Die Rede soll noch angereichert werden mit ein paar wohlklingenden Adjektiven wie ‚nachhaltig‘, ‚ergebnisorientiert‘, ‚stufengerecht‘, ‚win-win‘, ‚optimiert‘, ‚schlank‘ und unverzichtbaren Substantiven wie ‚State-of-the-Art‘, ‚Streitkultur‘, ‚Denkanstoß‘.

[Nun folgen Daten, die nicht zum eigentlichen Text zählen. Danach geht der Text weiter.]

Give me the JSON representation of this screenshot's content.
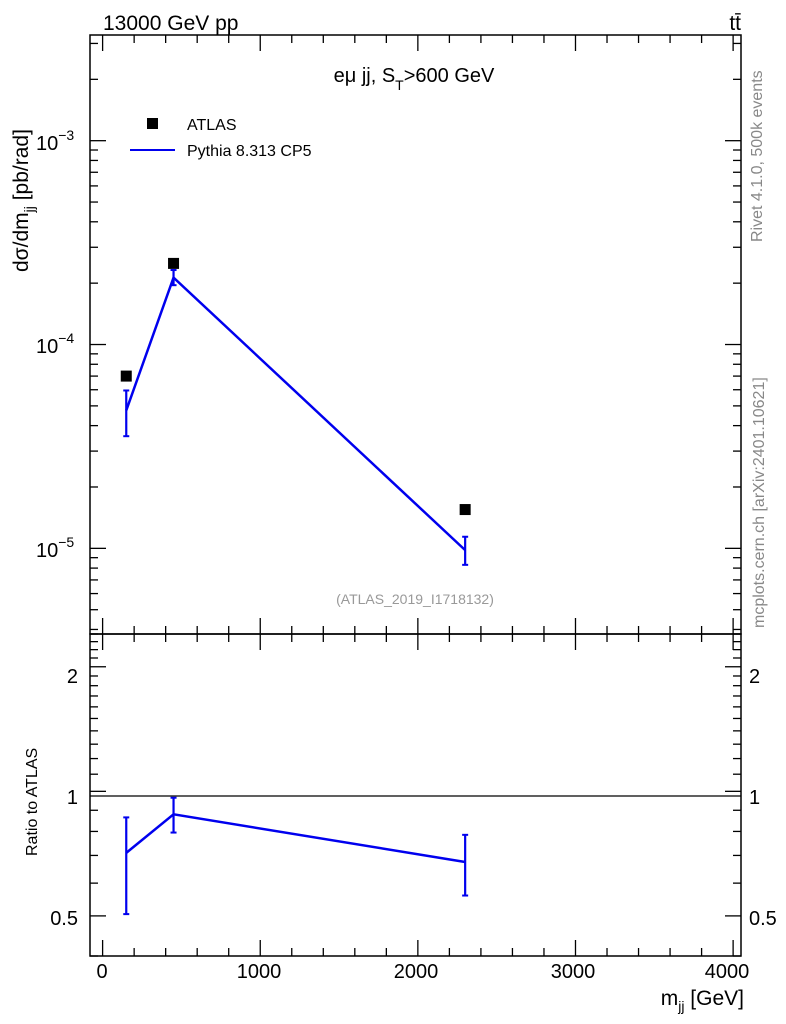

Wenn wir noch ein adäquates Rahmenmotto setzen, denkt sich Hannes, wird die Stimmung heute Nachmittag diejenige des Jubiläumsevents toppen. Hannes denkt nach. “Fit-for-Future“, das klingt gut. Abgekürzt mit ‚fi-fo-fu‘ wirkt es weltoffen mit passendem Asia-Touch. Als Häppchen schweben Hannes ‚fi-fo-fu‘-Spieße vor, die den Zusammenhalt der Mitarbeiter nicht nur fördern, sondern auch symbolisieren. Wir kämpfen alle am gleichen Spieß, denkt er, stolz darauf, eine Redewendung gefunden zu haben. Mit diesen steht er nämlich normalerweise auf Kriegsfuß. Wir schlagen punktgenau zu, dass es den anderen schmerzt und die fettesten Stücke hängen bleiben. Hannes ist überzeugt, dass er einen rhetorischen Joke landet. Mit Fisch für ‚fi‘, Fohlen für ‚fo‘ und Fuchs für ‚fu‘ findet er nicht nur die passenden Fleisch-Ingredienzen zu dieser kulinarisch-psychologischen Metapher, sondern auch den Symbolgehalt für die Neuausrichtung: Fisch für Anpassung, Fohlen für dynamisch, energievoll und schnell, Fuchs für schlau. Hannes ist mit sich zufrieden.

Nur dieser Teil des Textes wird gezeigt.